The Treasury Department continues to monitor the effectiveness of the Terrorism Risk Insurance Program.  The key goal of the law is to make sure not only that terrorism insurance is available, but also to improve insurance companies’ ability to price such coverage, and in turn improve the affordability of such coverage for commercial entities.    This is ultimately the idea behind the Act.  By creating a Federal role in being the insurer of last resort for terror risk, TRIA aims to improve the availability of  terror coverage while the private marketplace can assess risk and create pricing models that reasonably accommodate their own risks.


And that is why TRIA is temporary.  The Federal government cannot and should not be in the business of attempting to do what market forces can do better.  Ultimately the insurance industry should have the opportunity to  provide terror coverage to all of its policyholders on the terms and conditions that the market and events require.  We will ultimately realize the success of this law when, on January 1, 2006, it no longer exists.

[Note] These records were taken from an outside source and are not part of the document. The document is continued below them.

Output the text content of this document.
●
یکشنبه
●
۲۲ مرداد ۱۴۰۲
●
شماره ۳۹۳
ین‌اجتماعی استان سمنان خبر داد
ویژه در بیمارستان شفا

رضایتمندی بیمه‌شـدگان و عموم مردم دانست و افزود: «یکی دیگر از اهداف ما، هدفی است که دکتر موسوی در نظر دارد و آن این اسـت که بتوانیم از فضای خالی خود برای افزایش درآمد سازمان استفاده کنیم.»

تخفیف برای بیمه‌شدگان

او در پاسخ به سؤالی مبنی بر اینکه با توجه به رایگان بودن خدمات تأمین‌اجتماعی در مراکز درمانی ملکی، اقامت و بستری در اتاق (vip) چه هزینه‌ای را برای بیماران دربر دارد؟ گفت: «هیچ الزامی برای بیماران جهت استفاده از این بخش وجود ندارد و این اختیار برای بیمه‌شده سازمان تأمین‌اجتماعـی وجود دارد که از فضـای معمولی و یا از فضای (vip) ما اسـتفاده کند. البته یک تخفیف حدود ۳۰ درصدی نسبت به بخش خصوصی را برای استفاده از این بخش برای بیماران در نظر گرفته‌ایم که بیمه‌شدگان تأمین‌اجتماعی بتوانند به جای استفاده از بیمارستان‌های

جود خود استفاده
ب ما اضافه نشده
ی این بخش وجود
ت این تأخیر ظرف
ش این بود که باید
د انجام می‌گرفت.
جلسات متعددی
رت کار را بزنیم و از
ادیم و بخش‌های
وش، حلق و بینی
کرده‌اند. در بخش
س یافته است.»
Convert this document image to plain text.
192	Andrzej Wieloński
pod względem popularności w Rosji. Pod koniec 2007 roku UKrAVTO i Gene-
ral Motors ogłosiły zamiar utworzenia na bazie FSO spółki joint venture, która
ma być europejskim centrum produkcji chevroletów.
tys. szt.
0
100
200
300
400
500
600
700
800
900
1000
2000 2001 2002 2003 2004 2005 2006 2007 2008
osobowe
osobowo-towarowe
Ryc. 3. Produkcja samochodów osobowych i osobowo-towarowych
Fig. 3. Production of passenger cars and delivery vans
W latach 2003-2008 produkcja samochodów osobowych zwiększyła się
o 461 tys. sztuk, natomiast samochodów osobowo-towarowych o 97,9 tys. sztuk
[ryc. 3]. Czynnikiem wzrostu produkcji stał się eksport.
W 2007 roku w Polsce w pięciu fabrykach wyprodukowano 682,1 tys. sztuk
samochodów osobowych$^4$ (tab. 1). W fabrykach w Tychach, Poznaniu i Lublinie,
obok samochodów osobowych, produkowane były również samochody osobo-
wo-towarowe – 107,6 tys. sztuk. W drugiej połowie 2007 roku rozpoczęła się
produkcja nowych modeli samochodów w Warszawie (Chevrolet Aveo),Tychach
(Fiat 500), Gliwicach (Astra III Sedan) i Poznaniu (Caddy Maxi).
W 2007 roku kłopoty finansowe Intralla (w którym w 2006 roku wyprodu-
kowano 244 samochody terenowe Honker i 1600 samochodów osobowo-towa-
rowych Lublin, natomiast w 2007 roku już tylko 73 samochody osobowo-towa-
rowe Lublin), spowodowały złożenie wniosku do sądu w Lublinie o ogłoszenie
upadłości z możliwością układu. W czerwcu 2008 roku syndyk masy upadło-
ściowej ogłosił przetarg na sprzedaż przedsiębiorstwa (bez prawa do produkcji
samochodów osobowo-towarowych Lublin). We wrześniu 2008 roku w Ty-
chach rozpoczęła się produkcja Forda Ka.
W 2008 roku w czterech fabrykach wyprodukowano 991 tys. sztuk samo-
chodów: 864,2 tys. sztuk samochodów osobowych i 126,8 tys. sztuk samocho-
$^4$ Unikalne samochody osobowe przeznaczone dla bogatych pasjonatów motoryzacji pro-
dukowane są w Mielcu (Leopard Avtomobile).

Having covered the basics of TRIA, I will now turn to a question I am often asked:  does my business need to purchase  terror insurance?  It is a question I cannot answer.  Each commercial entity must evaluate its own operations and sense of risk to determine whether terror insurance is right for that enterprise.

But the great success of TRIA is that, if the business determines it should purchase terror insurance, businesses will have the opportunity to purchase such coverage.


In some places there still exists some uncertainty about how TRIA works, but this is to be expected with any program of its kind.  Although it is still early in the implementation of the law, we have received initial data indicating that pricing is stabilizing in the terror insurance market.  The insurance industry, policyholders and the National Association of Insurance Commissioners have all played a crucial role in helping Treasury make TRIA work.  We are grateful for the support and input they have given, and we look forward to continuing to work with them throughout the duration of the program.  Likewise, leaders in Congress not only helped create the law, but continue to provide invaluable guidance and suggestions.  All of this support is certainly helpful in ensuring the program responds to the needs and desires of those who seek terror coverage.


Let me conclude on this note.  September 11th was a dark day for America.  But it was a turning point not only in that it awoke us to the new realization that there are many in the world who hate us and despise our way of life.  It was a turning point in that it inspired us to hold dear those ideals which are most a part of our country and our character:  freedom and the rule of law, the rights to speak and worship as we see fit.  It was these values which were attacked, and these values which we defend.


As President Bush has said, September 11 was not the beginning of a war against our ideals; it was the beginning of the end for those who oppose them.  Already the nations of Afghanistan and Iraq have been freed; those who sought our downfall found in the terrorists’ cowardly deeds their own downfall instead.


The War on Terror, the creation of the Homeland Security Agency, the Terrorism Risk Insurance Act and a host of other actions since 9-11 are only a part of America’s response to the terrible events of that day.  Like all of you, I look forward to the day when the thought of the need for terror insurance seems absurd. 

Thank you very much for inviting me to speak with you today, and I will be around after the program if I can answer any questions.